Books can be based on anything: a random thought, a meme, a movie, a video game, a common saying, some old story the author wants to fix. But this is the only book I know based on a chart.
Georges Perec was a French writer of the mid-twentieth century, connected with the Oulipo group and deeply interested in making fiction based on arbitrary rules and other restrictions. He's probably best known on my side of the Atlantic for A Void, a novel that doesn't use the letter E. (He seems to be best-known in general for Life: A User's Manual.)
The cover proclaims this small book to be The Art of Asking Your Boss for a Raise, but it actually has a much longer title inside, translated faithfully from the French equivalent: The Art and Craft of Approaching Your Head of Department to Submit a Request for a Raise.

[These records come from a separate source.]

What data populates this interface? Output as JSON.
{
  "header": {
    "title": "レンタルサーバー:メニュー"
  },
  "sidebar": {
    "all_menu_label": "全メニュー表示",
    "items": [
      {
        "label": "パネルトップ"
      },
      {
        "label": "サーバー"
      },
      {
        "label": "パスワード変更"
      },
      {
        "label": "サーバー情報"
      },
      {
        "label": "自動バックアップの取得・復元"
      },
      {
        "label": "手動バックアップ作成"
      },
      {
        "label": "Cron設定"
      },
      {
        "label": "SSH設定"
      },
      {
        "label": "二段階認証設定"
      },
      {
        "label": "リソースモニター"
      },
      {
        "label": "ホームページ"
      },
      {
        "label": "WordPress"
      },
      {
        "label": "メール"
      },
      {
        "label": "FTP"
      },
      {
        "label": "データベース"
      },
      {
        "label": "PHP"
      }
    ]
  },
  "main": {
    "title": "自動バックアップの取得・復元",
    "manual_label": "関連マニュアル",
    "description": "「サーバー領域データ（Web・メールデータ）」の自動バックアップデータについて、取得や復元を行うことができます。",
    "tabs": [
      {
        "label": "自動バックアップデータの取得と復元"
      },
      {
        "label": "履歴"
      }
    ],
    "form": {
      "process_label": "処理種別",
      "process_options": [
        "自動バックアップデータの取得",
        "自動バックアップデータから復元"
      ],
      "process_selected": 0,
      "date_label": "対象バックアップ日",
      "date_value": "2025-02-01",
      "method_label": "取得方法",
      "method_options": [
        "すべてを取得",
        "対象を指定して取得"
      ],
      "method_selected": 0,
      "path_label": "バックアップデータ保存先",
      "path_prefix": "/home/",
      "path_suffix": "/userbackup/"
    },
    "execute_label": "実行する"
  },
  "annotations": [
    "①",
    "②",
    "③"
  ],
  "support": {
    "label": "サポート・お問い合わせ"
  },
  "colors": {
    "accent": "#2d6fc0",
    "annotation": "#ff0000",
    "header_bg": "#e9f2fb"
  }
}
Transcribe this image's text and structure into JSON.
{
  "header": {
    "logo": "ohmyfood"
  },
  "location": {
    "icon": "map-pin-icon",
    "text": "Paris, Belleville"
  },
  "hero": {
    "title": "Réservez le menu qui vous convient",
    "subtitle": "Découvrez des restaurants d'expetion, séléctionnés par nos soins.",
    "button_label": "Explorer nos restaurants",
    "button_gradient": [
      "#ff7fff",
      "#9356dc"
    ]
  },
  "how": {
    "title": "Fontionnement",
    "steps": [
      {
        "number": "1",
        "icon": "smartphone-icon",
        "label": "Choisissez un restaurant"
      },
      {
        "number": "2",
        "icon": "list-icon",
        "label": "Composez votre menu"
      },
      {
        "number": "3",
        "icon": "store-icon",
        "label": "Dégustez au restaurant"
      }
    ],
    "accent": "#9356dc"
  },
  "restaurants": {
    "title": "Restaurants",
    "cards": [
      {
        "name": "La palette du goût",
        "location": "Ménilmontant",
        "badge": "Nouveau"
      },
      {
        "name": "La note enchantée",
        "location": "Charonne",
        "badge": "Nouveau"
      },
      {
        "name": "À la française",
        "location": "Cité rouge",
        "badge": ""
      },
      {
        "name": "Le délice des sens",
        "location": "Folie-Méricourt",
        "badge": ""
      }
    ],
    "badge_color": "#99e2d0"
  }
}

And that longer title contains the bones of this novella-length work in embryo: this is a book of particulars, of roadblocks, of options, of a nearly choose-your-own-adventure style of choices and of being driven down those choices one by one in turn, with no real choice.
The endpapers contain the chart that this book was based on -- though, oddly, the two seem to have been translated by different people, so we have "engineer" one place and "professor" the other. (David Bellos translated the book, and also provided a helpful introduction. He may have also translated the chart, and used different terms for some unknown reason.) It's a flow-chart, assuming you are a man in some middle-rank position in some random French company in the mid-60s, seeking to buttonhole your boss to ask for a raise. There are, as there must be, various reasons why doing so is not possible or advisable at any given moment -- the boss's daughters have measles, or he has a fishbone from lunch in his stomach, or he doesn't look up when you knock, or he's simply not there at all, among several others -- and, if those are the case on any cycle around the chart, you must start again at the beginning.
The chart itself was created (likely in a somewhat simpler and less silly form) by a French computer scientist, Jacques Perriaud, who then apparently set out to find a novelist who would follow it "as a computer would" and turn it into fiction. That is perhaps even more bizarre than the fact that Perec actually did so. The resulting work is written as if one long run-on sentence (though a careful reader can see where periods and other punctuation would be) and cycles through all of the options on that chart, some of them repeatedly on every cycle, until finally, after eighty pages, getting in front of that boss, finding him in a receptive mood, making the case for a raise, and getting a generally favorable response.
This is obviously a literary stunt, and anyone's interest in it will be entirely based on how much she likes literary stunts. I found it short enough not to wear out its welcome, and weird enough to be fun -- particularly since the 50 years and an ocean between Perec's working world and mine have changed many aspects of office life. It is definitely one of the quirkiest books I've read, and I treasure it for that.